Cohesity report: firms overconfident in cyber resilience abilities
A recent survey conducted by data security firm Cohesity reveals that many organisations overestimate their cyber resilience capabilities, leading to significant issues in business continuity and a high rate of ransom payments. The Cohesity Global Cyber Resilience Report 2024 encompasses responses from over 3,100 IT and security decision-makers in eight countries, emphasising the increasing threat of cyberattacks, particularly ransomware. The survey found that a majority of organisations had experienced a ransomware attack in the past six months, with most having paid a ransom in the past year.
Despite facing a worsening cyber threat landscape, nearly 78% of respondents expressed confidence in their company's cyber resilience strategies. However, 67% of these organisations had been victims of ransomware attacks in 2024, with 96% saying the threat of cyberattacks to their industry had increased or would increase this year. Approximately 59% of respondents projected that the threat would increase by over 50% compared to 2023.
While confidence levels are high, only 6% of respondents said their organisation would not pay a ransom to recover data and restore business processes. In contrast, 83% indicated they would consider paying a ransom. A staggering 75% of respondents mentioned their company would be willing to pay over USD $1 million in ransoms, and 22% said their firm would pay over USD $5 million. Alarmingly, 69% of organisations admitted to paying a ransom in the past year despite having a 'do not pay' policy.

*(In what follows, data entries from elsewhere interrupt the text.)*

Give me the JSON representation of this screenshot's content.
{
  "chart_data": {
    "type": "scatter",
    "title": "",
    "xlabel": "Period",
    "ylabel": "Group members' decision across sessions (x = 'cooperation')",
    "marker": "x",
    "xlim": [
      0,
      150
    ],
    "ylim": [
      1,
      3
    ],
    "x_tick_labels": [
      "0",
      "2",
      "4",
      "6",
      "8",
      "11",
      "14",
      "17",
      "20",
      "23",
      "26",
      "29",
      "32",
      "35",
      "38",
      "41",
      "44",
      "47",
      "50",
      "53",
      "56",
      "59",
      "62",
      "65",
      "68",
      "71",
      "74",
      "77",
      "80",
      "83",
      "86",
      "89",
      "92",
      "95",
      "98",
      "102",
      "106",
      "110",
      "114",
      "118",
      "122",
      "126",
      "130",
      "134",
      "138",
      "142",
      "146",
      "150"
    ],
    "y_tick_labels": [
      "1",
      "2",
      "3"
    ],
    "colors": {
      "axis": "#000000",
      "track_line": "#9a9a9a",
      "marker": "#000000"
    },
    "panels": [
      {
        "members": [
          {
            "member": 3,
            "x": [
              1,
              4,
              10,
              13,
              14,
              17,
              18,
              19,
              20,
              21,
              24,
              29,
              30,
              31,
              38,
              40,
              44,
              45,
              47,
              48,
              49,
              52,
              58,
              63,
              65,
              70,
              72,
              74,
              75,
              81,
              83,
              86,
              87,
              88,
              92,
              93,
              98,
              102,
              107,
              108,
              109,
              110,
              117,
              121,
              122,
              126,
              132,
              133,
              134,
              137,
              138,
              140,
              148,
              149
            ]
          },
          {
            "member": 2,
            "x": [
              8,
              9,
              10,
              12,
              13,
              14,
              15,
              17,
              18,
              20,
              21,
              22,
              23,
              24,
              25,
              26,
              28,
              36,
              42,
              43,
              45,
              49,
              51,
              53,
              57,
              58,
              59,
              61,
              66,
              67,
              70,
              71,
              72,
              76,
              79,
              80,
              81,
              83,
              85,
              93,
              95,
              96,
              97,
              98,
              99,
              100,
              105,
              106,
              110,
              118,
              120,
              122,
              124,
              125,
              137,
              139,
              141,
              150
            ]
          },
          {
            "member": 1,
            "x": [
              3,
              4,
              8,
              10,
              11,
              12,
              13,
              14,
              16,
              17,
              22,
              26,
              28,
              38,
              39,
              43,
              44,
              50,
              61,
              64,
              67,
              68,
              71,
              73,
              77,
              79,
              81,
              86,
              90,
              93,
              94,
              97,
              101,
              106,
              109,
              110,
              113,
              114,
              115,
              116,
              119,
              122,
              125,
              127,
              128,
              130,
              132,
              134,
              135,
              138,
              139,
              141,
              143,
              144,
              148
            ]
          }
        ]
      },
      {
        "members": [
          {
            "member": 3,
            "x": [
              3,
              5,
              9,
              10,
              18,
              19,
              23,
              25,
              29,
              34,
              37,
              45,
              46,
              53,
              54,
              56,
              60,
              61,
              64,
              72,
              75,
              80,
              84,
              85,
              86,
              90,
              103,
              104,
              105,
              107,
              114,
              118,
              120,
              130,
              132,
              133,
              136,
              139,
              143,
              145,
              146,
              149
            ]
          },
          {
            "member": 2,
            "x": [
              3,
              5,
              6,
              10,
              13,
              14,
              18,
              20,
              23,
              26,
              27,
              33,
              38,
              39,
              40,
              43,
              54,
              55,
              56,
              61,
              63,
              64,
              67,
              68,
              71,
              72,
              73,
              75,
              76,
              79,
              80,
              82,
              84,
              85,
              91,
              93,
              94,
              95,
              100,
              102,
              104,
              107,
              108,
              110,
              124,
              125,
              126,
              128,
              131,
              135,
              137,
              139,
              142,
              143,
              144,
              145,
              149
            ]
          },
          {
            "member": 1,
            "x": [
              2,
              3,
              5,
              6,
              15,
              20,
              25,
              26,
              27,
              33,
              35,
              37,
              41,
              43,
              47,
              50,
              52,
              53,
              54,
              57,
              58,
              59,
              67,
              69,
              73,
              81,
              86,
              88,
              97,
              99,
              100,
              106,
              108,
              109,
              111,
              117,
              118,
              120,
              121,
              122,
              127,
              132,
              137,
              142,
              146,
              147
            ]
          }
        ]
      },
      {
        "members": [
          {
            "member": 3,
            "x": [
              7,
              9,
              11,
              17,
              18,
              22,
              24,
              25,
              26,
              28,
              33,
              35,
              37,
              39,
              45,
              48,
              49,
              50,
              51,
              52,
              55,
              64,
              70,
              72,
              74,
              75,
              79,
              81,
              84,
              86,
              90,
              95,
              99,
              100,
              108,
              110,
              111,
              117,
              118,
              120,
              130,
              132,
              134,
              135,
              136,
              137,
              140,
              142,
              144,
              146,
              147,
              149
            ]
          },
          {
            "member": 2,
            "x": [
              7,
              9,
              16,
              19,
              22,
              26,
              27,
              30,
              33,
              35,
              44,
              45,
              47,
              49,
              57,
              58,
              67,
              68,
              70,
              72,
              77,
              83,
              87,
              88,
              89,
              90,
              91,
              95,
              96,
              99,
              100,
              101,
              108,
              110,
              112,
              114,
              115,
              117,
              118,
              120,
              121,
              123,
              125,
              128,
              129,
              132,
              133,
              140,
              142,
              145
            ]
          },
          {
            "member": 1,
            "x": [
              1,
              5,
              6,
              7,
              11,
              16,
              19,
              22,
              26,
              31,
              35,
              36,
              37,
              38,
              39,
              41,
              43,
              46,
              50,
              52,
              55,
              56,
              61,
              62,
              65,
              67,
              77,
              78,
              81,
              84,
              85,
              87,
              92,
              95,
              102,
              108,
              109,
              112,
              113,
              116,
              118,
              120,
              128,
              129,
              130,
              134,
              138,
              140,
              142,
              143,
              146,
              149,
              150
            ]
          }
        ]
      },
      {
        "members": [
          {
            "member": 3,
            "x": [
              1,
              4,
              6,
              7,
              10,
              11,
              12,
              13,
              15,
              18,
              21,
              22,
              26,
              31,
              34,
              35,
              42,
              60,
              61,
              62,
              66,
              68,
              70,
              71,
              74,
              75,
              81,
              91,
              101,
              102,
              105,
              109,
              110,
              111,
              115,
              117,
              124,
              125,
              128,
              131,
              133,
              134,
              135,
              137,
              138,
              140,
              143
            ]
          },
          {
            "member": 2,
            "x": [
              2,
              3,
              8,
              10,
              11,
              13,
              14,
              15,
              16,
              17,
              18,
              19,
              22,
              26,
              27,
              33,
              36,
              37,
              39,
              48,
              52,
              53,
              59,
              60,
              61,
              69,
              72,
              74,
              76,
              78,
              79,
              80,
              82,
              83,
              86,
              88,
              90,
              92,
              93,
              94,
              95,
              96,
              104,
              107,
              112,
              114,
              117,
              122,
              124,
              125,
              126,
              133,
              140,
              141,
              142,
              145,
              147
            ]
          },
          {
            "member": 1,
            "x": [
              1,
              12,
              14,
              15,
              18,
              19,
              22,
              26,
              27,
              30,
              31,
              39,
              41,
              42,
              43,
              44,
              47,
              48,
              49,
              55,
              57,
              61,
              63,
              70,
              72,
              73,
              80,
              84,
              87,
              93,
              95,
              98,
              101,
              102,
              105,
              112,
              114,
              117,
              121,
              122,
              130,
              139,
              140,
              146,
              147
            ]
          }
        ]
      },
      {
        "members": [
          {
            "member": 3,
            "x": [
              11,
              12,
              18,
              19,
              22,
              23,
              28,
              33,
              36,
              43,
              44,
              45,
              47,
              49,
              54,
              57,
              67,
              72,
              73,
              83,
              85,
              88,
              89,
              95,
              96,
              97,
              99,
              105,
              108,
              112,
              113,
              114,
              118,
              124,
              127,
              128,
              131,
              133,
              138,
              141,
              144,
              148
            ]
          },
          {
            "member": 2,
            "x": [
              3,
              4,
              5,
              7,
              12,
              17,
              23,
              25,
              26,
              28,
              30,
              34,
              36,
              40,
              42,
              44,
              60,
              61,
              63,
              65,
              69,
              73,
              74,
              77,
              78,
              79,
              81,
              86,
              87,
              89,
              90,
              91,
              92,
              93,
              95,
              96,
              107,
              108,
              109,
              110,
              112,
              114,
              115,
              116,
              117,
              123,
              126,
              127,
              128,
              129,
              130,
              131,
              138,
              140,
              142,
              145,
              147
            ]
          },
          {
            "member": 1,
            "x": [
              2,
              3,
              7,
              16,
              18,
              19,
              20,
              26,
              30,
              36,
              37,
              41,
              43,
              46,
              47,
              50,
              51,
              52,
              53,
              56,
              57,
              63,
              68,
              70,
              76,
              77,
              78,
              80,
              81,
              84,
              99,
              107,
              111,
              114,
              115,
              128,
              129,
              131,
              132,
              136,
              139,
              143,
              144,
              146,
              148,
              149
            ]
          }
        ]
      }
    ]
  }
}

Cohesity's Chief Information Security Officer (CISO) and Chief Information Officer (CIO), Brian Spanswick, noted, "The reality for organisations is that destructive cyberattacks, like ransomware, are a 'when' not 'if' reality that threatens their business continuity. [...] Organisations may have the greatest confidence in their cyber resilience, both in their strategy and capabilities, but the reality is that the majority are paying ransoms or would pay a ransom, so organisations are overconfident or overestimate their cyber resilience."
The survey also highlighted the disconnect between companies' perception of their recovery capabilities and the actual time required to recover from cyberattacks. Only 2% of respondents could recover data and restore business processes within 24 hours, while 16% needed over three weeks. Almost half of the respondents reported that they required over six days to recover data and restore usual business processes. Yet, 98% of respondents said their target was to achieve recovery within one day, with nearly 45% aiming for recovery within two hours.
Only 54% of respondents believed their central visibility of critical data was adequate to detect anomalies or breaches. Around 52% had implemented multi-factor authentication (MFA), 49% had multiple approval requirements for administrative changes, and 46% had role-based access controls (RBAC). Spanswick remarked, "The fact that almost 1 in 2 organisations are not implementing these controls to protect sensitive data is alarming and demonstrates a significant risk to an organisation's cyber resilience."
The study also found that only 42% of respondents possessed all the necessary IT and security technologies to identify sensitive data and comply with data privacy laws and regulations. Nevertheless, 79% considered advanced threat detection, data isolation, and data classification essential for qualifying for or securing discounts on cyber insurance policies.
Industries most impacted by cyberattacks, according to respondents, included IT and Technology (40%), Banking and Wealth Management (27%), Financial Services (27%), Telecommunications and Media (24%), Government and Public Services (23%), Utilities (21%), and Manufacturing (21%).
Among the respondents, 80% indicated that their organisations had encountered AI-based cyberattacks in the last year, with 82% of these asserting they had necessary AI-powered solutions to counter such threats. Spanswick concluded, "Successful cyberattacks and data breaches severely disrupt business continuity; impacting revenue, reputation, and customer trust. This risk must be at the forefront of business leaders' priorities, not just IT and Security leaders."